Let $ H $ be a proper subgroup of $ G $ . Then is
\begin{align*}
\rho :G\times (G:H)& \rightarrow (G:H) \\
(g,hH)& \mapsto ghH
\end{align*}
a well defined action? This is the left multiplication action and it seems to satisfy all conditions except for the fact that I am not sure that this is even a proper map. Let me elaborate. As $ H $ is not necesseraly normal, coset multiplication is not well defined. Thus if we consider
\begin{align*}
h_1 H=h_2 H,
\end{align*}
i.e. $ h_1 h_2 ^{-1}\in H $, we need not have
\begin{align*}
\rho (g,h_1 H)=\rho (g,h_2 H) \tag{\(*\)}
\end{align*}
as
\begin{align*}
(*)& \iff gh_1 H=gh_2 H \\
& \iff gh_1 ( gh_2 )^{-1}\in H \\
& \iff gh_1 h_2 ^{-1} g^{-1} \in H
\end{align*}
need not be true as $ H $ is not neceserally a normal subgroup.
Main Question: Is the action well defined?

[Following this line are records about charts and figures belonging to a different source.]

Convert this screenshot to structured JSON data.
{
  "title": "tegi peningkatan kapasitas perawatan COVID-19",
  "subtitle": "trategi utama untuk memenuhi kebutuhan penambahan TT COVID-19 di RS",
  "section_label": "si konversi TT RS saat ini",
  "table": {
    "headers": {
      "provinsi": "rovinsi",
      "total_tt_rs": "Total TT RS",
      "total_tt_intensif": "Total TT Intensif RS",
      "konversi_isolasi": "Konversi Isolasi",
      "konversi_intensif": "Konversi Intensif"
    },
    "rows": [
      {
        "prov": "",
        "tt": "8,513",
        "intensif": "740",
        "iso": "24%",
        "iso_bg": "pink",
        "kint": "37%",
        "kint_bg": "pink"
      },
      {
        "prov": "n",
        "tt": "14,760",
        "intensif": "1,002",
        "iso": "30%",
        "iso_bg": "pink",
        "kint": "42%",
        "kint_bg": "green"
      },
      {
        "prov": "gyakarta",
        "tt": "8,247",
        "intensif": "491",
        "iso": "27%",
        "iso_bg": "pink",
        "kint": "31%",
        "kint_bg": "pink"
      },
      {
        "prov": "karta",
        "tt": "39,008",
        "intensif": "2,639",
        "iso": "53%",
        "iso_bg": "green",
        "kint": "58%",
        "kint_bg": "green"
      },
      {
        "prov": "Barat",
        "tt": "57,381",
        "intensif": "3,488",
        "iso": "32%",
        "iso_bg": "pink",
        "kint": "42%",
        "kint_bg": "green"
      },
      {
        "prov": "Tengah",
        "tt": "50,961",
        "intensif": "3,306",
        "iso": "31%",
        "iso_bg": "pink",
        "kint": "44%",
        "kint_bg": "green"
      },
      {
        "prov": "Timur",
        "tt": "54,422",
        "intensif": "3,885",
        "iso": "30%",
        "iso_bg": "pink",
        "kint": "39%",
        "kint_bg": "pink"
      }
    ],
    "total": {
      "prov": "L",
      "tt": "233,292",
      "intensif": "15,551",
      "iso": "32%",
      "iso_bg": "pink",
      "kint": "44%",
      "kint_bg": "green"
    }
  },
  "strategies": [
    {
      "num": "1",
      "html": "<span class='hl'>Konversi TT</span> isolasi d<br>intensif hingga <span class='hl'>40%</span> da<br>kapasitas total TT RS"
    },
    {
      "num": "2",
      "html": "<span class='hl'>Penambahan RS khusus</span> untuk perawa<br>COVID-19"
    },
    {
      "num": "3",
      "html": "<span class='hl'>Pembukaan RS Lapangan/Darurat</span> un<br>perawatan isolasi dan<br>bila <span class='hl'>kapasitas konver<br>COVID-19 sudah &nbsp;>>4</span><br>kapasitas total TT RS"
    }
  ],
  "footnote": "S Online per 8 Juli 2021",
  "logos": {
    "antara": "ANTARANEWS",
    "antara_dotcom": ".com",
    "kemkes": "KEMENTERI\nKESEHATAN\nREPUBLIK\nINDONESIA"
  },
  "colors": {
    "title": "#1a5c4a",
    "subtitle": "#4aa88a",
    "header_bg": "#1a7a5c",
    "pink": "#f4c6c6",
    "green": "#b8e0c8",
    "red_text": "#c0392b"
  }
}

I would really appreciate if someone can explain this to me.
Best Answer
You messed up the condition for equality of left cosets.
Recall that $xH=yH$ if and only if $y^{-1}xH=H$, if and only if $y^{-1}x\in H$.
So if $xH=yH$ and $g\in G$, then $y^{-1}x\in H$, hence $y^{-1}(g^{-1}g)x\in H$, hence $(y^{-1}g^{-1})(gx)\in H$, hence $(gy)^{-1}(gx)\in H$, hence $gxH = gyH$. So the action is well defined.